Selon une source entrepreneuriale, les sociétés qui acceptaient encore les paiements par carte en « lollars » ont été récemment notifiées de cette décision. Photo d’illustration Bigstock
Deux sources bancaires et un chef d’entreprise possédant plusieurs points de vente dans le pays ont confirmé à L’Orient-Le Jour les informations circulant hier sur des groupes de messagerie instantanées selon lesquelles les paiements par carte bancaire en dollars bancaires ou « lollars » allaient être définitivement arrêtés. Ces termes désignent les devises bloquées dans le système bancaire par les restrictions unilatéralement mises en place par les banques dès les premiers mois de la crise en 2019. Les paiements en dollars ne pourront plus se faire que via les cartes liées à des comptes de « fonds frais », devises non soumises à restrictions.
Selon une des sources bancaires contactées, la Banque du Liban aurait pris cette décision pour répondre à une demande des sociétés gérant les solutions de paiement au Liban, qui auraient mis en avant la « faiblesse des volumes » de transactions par cartes provisionnées par des dollars bancaires. La décision aurait été prise il y a environ une semaine, mais aucune circulaire n’a pour l’instant été publiée par la banque centrale, dont le service de presse n’était pas joignable hier en fin d’après-midi. Selon la source entrepreneuriale, les sociétés qui acceptaient encore les paiements par carte en « lollars » ont été récemment notifiées de cette décision.
« L’opérateur avec qui je travaille a arrêté de traiter les paiements en lollars hier dans mes points de vente, mais je ne sais pas si la situation est généralisée. D’autres banques nous ont notifiés de cette décision dans la journée. C’est assez dommage, parce que nous acceptions encore ce moyen de paiement privilégié par les personnes qui avaient des devises coincées par les restrictions bancaires », a-t-il ajouté.

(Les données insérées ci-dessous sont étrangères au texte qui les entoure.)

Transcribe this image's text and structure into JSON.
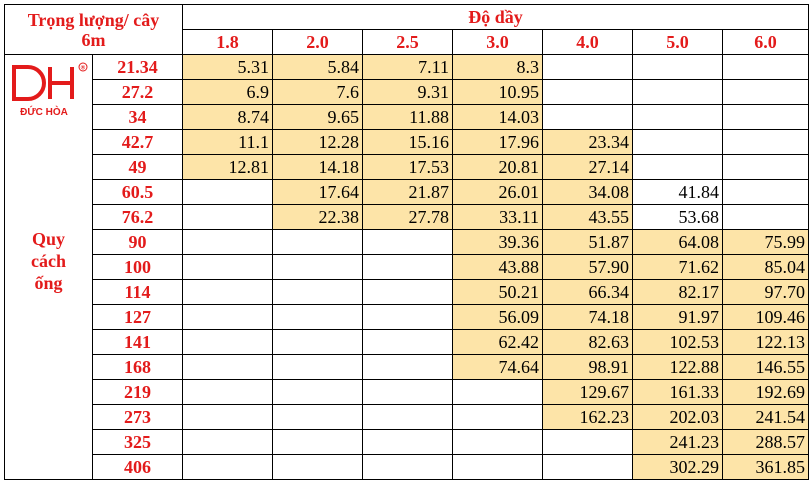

Il craint que cette mesure n’ait pour effet de doper encore plus l’inflation, dans la mesure où les titulaires de ces devises bloquées n’auront d’autre choix légal que de les retirer en livres au taux de 8 000 livres pour un dollar imposé par la BDL via la circulaire n° 151. Une fois convertis en livres, ces montants peuvent être retirés soit dans cette même monnaie, soit en dollars au taux de la plateforme Sayrafa à 25 400 livres pour un dollar hier, contre près de 30 000 livres sur le marché libre.
Autre option : échanger des chèques de lollars contre des espèces sur le marché informel qui s’est créé en subissant une violente décote au passage (de l’ordre de 87 % actuellement, contre environ 25 % pour les chèques en livres, selon les informations circulant parmi les groupes d’initiés). « Avec la suspension des paiements par carte en lollars, ces taux d’escompte vont encore augmenter », craint le chef d’entreprise.
Depuis le début de la crise mi-2019, la Banque du Liban a de plus en plus réduit les plafonds de retrait et de paiement par carte, que ce soit en « lollars » ou par la suite en livres, et ce dans le but de réduire l’inflation galopante (211,43 % en mai).
Voici une banque libanaise qui reçoit de ses clients déposants des dollars américains. Sachant que l'ensemble de ses clients ne réclamera pas l'ensemble de ces fonds au même instant (convention de prêt etc), ledit banquier peut à son tour consentir des prêts libellés dollars américains, par exempleà l'état, mais au delà de ses dépôts. Ce faisant, il crée une masse monétaire nouvelle, le dollars américain libanais. Imaginons que ledit état débiteur n'honore plus ses remboursements, que valent ces dollars américains libanais issus de cette création monétaire ?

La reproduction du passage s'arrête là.